Les liens tissés par Jacques avec les princes indiens en 1911 portent leurs fruits dans les années 1920 et 1930. Plus particulièrement, Jacques et le maharajah de Nawanagar (1872-1933) nouent au fil du temps une relation d’amitié, comme en témoigne la correspondance entre les deux hommes.
Quelques-unes des pièces les plus remarquables conçues par Cartier Londres étaient destinées au maharajah de Nawanagar, dont un imposant collier d’apparat réalisé en 1931.

L'expertise de Jacques sur les gemmes était particulièrement appréciée des maharajahs, parmi d’autres clients, qui n’hésitaient pas à faire appel à lui comme personne de confiance pour l’achat de pierres d’exception ou comme intermédiaire pour leur vente (ce fut notamment le cas pour les diamants connus sous le nom d’Étoile polaire et de Tête de bélier pour le compte du prince Youssoupoff).
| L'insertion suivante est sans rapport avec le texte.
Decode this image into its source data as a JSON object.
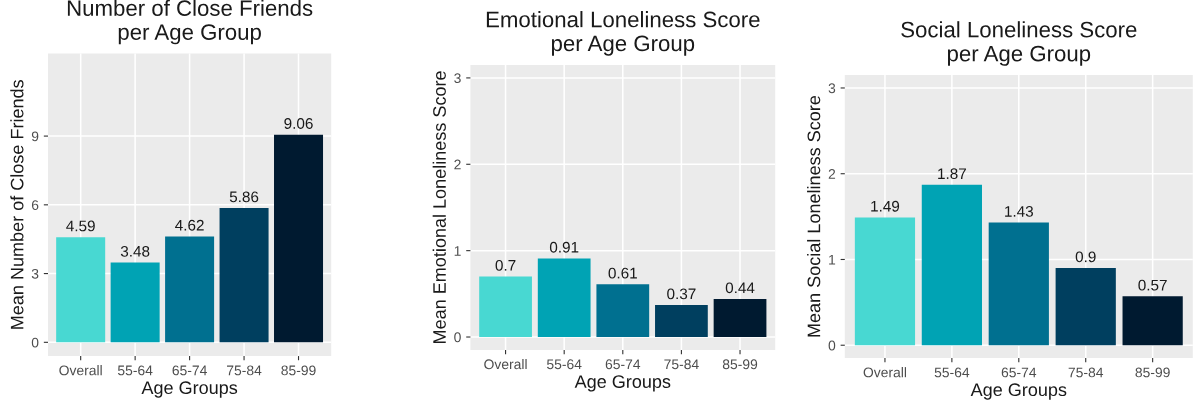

Si autant de clients sont restés tellement fidèles à Cartier Londres à travers le temps, c’est sans doute en partie aussi la preuve des qualités personnelles de Jacques. Après son décès en 1941, Lady Oxford, épouse de l’ancien Premier ministre britannique Herbert Henry Asquith, écrivait à son sujet : « …plus rare qu’un grand artiste ou qu’un créateur de bijoux précieux, il était un ami formidable […] et le meilleur ambassadeur entre la France que nous aimions et l’Angleterre qu’il admirait. Ce n’est pas toujours louable de dire de quelqu’un qu’il n’a pas d’ennemis, mais je pense que Jacques Cartier n’a pas eu un seul ennemi sur cette terre. »
Jacques laisse derrière lui son épouse Nelly et leurs quatre enfants : Jacqueline, Alice, Jean-Jacques et Harjes. Leur fils aîné, Jean-Jacques, dirigea la branche londonienne de Cartier de 1946 à 1974.